I adore my ratchet tie downs! Use them all the time on chairs, which have odd shapes, the side tables i work on, my dining room table and picture frames. These tools are right up there with my drill, a good hammer and my electric staple gun! I’m an older woman w poor hand strength, so anything i can get that helps me is a real plus. My only complaint is that i wish they came w visual directions. If it’s been awhile, it is more than challenging to figure out the layout. Please let someone know, even if was an option to buy the instructions. Seasoned wood workers get it but not everyone uses these all the time. It would be a BIG PLUS!

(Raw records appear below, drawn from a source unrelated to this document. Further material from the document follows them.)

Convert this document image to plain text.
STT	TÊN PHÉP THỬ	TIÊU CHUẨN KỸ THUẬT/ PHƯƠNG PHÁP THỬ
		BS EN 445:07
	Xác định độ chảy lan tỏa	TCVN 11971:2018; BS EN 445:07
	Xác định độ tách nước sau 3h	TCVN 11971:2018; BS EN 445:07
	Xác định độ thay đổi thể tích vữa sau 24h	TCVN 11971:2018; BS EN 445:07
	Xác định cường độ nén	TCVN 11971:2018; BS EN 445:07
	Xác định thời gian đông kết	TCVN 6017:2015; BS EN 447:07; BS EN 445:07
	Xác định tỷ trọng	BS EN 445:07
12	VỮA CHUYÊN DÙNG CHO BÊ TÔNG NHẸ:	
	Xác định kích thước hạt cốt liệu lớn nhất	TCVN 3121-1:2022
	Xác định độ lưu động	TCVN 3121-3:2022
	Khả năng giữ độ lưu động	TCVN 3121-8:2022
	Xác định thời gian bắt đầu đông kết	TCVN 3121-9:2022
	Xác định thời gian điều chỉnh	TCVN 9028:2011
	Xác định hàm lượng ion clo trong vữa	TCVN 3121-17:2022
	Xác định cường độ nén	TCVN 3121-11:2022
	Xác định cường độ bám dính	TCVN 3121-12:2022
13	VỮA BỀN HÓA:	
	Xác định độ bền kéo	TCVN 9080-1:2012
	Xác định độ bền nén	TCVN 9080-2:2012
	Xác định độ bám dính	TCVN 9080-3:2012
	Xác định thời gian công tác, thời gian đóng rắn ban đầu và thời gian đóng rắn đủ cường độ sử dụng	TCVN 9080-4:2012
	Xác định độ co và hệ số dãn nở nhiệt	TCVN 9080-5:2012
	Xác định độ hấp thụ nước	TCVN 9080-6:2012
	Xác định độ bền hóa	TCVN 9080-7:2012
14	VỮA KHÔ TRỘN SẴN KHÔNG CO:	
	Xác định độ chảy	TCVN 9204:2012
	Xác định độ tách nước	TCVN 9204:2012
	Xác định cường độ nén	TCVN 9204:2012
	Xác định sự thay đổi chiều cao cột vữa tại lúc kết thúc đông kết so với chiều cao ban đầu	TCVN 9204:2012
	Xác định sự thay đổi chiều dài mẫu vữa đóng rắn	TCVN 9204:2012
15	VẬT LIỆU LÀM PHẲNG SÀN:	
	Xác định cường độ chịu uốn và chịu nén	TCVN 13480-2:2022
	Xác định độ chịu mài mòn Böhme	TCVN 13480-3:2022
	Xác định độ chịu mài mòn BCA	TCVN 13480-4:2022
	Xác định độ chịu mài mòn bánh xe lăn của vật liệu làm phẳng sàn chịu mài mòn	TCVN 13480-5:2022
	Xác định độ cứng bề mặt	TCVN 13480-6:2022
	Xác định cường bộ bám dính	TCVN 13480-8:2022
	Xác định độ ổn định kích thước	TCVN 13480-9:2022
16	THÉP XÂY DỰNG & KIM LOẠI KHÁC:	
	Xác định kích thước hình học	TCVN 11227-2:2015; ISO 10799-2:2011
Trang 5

Love to hear you get great use out of the tie-downs. Great notes on the instructions, I will be sure to pass along.
I have ordered several sets of these. These will make great Christmas presents and I will be using some too. Great to keep in the back end of our truck.
I would like to know how you made the wood box for the concrete block. What are the dimensions? Is there a bottom to the box? We have a very high water table and fence posts (even pressure treated) seem to rot out after a few years and I thought about using the paper tubes filled with concrete but decided that buying 50 tubes was to much. The boxes would be much better as I could make a few posts at a time. Thanks for the great ideas!!
Hi Cathy, the wood box is a 1×10 cut at 7″ l with a 45 degree bevel on both ends not parallel. Yes there is a bottom about 6 1/4″ square. Great idea to make boxes versus the tubes if it’s more economical, be sure to use cedar or treated ply for exterior although once the concrete is cured even if the box rots a bit you still have the concrete for a good long while. Good luck with your project!